Casey et ses collègues (2008) ont décrit ce qu'on appelle le modèle du déséquilibre développemental. Pendant la puberté, le système limbique, qui code la récompense, l'émotion et le plaisir, est déjà à pleine puissance. Le cortex préfrontal, lui, est encore en route.

Résultat : l'ado ressent les récompenses plus fort qu'un enfant ou qu'un adulte. La fête de samedi soir. Le like sur Instagram. Le frisson du scooter. Tout est plus intense. Et le système qui devrait dire "attends, réfléchis, mesure" arrive avec un train de retard.
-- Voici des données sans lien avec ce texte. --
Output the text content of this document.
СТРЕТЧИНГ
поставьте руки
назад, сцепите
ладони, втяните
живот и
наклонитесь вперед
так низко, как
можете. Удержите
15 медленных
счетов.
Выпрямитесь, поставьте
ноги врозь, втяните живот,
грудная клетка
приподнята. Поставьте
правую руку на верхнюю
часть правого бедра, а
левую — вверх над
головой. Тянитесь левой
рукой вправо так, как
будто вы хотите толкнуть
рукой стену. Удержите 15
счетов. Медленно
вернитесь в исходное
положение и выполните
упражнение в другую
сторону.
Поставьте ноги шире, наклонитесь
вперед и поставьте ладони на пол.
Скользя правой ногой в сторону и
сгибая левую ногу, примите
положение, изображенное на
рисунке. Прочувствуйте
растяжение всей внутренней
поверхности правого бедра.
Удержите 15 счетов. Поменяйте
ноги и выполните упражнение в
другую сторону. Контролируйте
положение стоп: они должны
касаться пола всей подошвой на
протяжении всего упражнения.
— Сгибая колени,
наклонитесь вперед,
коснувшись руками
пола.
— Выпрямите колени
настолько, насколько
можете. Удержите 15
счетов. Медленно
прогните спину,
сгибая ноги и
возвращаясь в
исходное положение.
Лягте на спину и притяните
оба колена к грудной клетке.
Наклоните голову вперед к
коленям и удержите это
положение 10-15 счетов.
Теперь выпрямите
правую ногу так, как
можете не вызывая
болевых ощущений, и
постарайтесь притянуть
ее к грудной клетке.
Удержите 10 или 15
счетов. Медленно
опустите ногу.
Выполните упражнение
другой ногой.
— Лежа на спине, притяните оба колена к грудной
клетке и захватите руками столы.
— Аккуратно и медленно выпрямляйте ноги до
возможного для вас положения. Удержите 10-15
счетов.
Ce n'est pas un bug. Steinberg (2008) rappelle que cette configuration est ce qui pousse l'ado à explorer, à prendre des distances avec ses parents, à essayer des choses. Sans ce déséquilibre, on resterait enfants beaucoup plus longtemps.

Le problème, c'est quand l'environnement ne tient pas compte de cette biologie. Quand on attend d'un ado qu'il "raisonne" comme un adulte face à un groupe d'amis qui propose quelque chose de risqué. Neurologiquement, il ne peut pas.

Parent et ado en discussion calme

Ce que ça veut dire concrètement

Si tu es ado et que tu te demandes pourquoi tu fais parfois des choses que tu regrettes deux heures plus tard...

Tu n'es pas idiot. Ton cerveau est en train de se câbler, et certaines connexions ne sont pas encore stabilisées. Reconnaître cette mécanique, c'est déjà commencer à reprendre la main. Une question simple à se poser dans les moments chauds : "est-ce que je déciderais la même chose seul, demain matin ?"

Si vous êtes parent...

Inutile de répéter "réfléchis avant d'agir" : le matériel n'est pas encore prêt. Ce qui marche mieux, c'est l'anticipation. Discuter à froid, avant la sortie, des scénarios possibles. Mettre en place un code SMS pour pouvoir partir sans perdre la face. Le but n'est pas d'empêcher l'exploration, c'est de la rendre plus sûre.

Si tu es enseignant...

Un ado qui répond du tac au tac, qui se braque, qui semble "ne pas réfléchir", n'est pas nécessairement insolent. Son système limbique a réagi avant que son cortex puisse moduler. Lui laisser quelques secondes, baisser la voix, reformuler. Souvent, trente secondes plus tard, le frein arrive.

Sources

  • Giedd, J.N. et al. (2015). “Child psychiatry branch of the National Institute of Mental Health longitudinal structural MRI study of human brain development”. Neuropsychopharmacology, 40(1), 43-49.
  • Casey, B.J. et al. (2008). “The adolescent brain”. Developmental Review, 28(1), 62-77.
  • Steinberg, L. (2008). “A social neuroscience perspective on adolescent risk-taking”. Developmental Review, 28(1), 78-106.
  • Blakemore, S.J. (2018). “Inventing Ourselves: The Secret Life of the Teenage Brain”. PublicAffairs.